The trouble with B’s is not their sting.  In fact, the trouble with B’s is that they don’t have enough sting in the first place.  They’re voiceless!

We’re talkin’ letters here.  B’s are known as voiceless consonants, and like P’s and V’s they are not produced by vibrations of the vocal cords.  That lack of sting makes them rather subtle in speech.  Just ask a Spanish speaker the difference between ven and ben.

If this is an issue in speech, just think of the problem when it is translated into singing!

The first big number in Joseph and the Amazing Technicolor Dreamcoat ends with a formidable list of 29 random colours which the singers have to learn and intone on one pitch.  The colours refer to Joseph’s Coat, and although what’s going on is obvious to the audience, the actual names of those 29 colours are, not surprisingly, largely lost in the stream of words.
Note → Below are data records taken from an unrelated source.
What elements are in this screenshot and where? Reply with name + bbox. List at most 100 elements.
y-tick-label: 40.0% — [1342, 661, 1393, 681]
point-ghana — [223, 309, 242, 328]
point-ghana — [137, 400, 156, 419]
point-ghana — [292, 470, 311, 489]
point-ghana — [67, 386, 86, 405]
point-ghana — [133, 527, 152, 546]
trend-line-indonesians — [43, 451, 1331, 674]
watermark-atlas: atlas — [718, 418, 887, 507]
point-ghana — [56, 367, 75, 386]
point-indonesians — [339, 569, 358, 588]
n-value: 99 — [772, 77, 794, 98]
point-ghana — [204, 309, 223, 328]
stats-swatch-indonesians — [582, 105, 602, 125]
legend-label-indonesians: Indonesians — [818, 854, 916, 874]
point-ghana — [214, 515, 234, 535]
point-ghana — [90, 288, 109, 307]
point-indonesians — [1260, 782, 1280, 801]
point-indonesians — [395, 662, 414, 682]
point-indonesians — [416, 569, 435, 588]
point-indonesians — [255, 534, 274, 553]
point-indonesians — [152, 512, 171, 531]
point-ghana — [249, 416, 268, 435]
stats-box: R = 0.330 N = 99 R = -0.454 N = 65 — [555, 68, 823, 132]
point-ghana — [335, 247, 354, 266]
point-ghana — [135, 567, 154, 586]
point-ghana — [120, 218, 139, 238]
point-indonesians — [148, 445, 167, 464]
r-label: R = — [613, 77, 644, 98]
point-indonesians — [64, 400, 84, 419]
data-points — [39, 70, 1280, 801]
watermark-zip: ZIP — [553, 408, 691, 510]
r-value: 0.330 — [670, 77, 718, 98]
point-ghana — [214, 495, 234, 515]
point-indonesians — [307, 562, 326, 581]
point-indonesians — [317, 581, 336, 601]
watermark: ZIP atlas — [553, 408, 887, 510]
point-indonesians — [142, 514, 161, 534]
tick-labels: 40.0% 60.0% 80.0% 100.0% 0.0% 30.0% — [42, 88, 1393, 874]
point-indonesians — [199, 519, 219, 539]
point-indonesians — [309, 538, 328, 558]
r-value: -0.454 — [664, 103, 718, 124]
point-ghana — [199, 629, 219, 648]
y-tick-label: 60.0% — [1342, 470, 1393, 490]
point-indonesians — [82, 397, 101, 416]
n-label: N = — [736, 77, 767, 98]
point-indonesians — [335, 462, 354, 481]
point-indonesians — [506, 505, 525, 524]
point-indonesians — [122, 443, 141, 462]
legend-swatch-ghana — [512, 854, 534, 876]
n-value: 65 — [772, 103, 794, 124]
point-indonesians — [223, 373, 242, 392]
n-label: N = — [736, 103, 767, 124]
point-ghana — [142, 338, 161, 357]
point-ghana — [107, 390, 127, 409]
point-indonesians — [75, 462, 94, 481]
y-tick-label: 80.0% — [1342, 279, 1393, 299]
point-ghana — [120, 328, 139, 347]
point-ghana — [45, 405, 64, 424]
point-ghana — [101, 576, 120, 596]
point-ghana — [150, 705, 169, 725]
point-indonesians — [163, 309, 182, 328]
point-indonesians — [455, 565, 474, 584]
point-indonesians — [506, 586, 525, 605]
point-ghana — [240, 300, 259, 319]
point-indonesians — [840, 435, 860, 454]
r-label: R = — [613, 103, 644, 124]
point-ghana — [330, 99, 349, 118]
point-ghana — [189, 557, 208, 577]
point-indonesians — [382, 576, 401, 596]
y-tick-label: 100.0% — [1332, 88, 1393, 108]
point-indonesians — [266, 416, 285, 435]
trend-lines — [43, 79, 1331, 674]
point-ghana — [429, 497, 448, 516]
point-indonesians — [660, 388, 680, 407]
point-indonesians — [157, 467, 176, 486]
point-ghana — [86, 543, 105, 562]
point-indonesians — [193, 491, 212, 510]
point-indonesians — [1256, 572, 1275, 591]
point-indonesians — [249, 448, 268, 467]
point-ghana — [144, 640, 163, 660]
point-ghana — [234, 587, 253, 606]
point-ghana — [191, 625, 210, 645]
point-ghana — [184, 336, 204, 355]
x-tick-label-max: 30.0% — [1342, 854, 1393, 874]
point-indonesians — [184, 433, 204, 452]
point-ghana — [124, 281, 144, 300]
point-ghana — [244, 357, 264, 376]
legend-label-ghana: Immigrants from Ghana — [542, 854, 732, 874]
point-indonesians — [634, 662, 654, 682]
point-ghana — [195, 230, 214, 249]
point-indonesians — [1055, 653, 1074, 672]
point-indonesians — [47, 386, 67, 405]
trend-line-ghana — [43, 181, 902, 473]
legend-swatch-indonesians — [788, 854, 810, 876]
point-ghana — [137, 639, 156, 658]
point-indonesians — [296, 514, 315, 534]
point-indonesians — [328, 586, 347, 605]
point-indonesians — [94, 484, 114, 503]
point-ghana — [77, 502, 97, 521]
As I taught this song to a community group recently, we worked hard on pressing air through consonants and vowels alike to display the colours with clarity.  The last phrase of the song is formed from the nine remaining colours, ending triumphantly on ‘blue’.  But I could barely tell what that colour was.  It seemed like just another syllable, another sound in a stream of non-descript sounds.

The answer was to give the B more sting . . . to give it a voice that it didn’t normally have.  In other words—exaggerate the initial sound ‘buh’ so that the subtlety of the letter was overcome and the word was clear.  After a few tries we arrived at a rather convincing, if not downright charming B’loo!  And the point of the song was saved.

Singing sometimes benefits from a little exaggeration, especially when it comes to voiceless consonants.  So, try adding a little sting to your B’s and see if the trouble of clarity is improved.